Setelah seminggu mengurung diri.
Aku memutuskan untuk pergi, mencari jejak-jejak tentangku. Aku ingin tahu,
orang seperti apa ayah kandungku yang tidak pernah muncul dihadapan putrinya
selama 21 tahun. Tidak rindukah dia padaku? Atau dia memang tidak peduli
denganku. Baginya aku hanya seonggok buah dari pesakitan. Atau diriku anak
haramkah? Tidak, aku bukan anak haram, Mama bilang aku bukan anak haram. Dan
bukankah tidak ada anak haram?
Seorang diri pergi ketempat yang
sebelumnya tidak pernah ke sana. Mendengar nama Kota itu pun hanya sesekali.
Sudah tepatkah keputusanku untuk pergi sendiri? Ini adalah keputusanku, tapi
sekarang kenapa timbul rasa takut, entah apa yang kutakutkan. Seharusnya aku
tidak keras kepala saat Bang Haris menawarkan dirinya untuk menemaniku.

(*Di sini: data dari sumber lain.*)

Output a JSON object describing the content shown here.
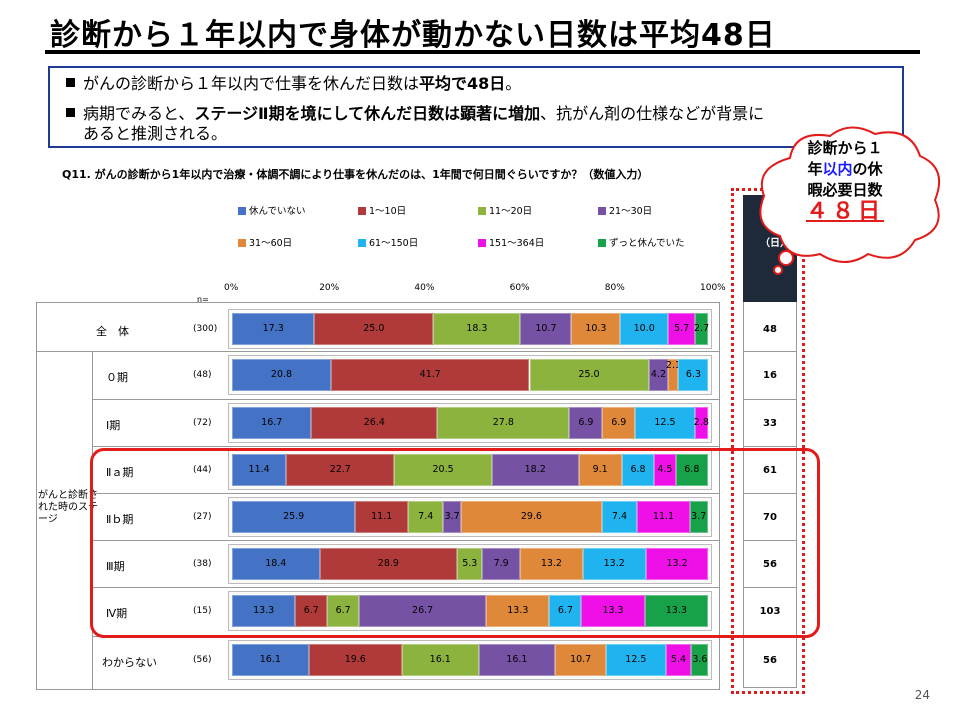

Setidaknya aku merasa terjaga dan ada teman berbicara.
Kurutukki keputusan yang membuatku
menyesal ini. Tapi beribu kurutukki pun tidak akan merubah keadaan. Aku sudah
duduk di dalam kereta ini. Bahkan naik kereta api pun baru sekali ini
kulakukan. Oke, harusnya aku berdamai saja dengan keputusan gila ini. Menatap
ke depan dan menghadapi sendiri hal-hal yang akan terjadi.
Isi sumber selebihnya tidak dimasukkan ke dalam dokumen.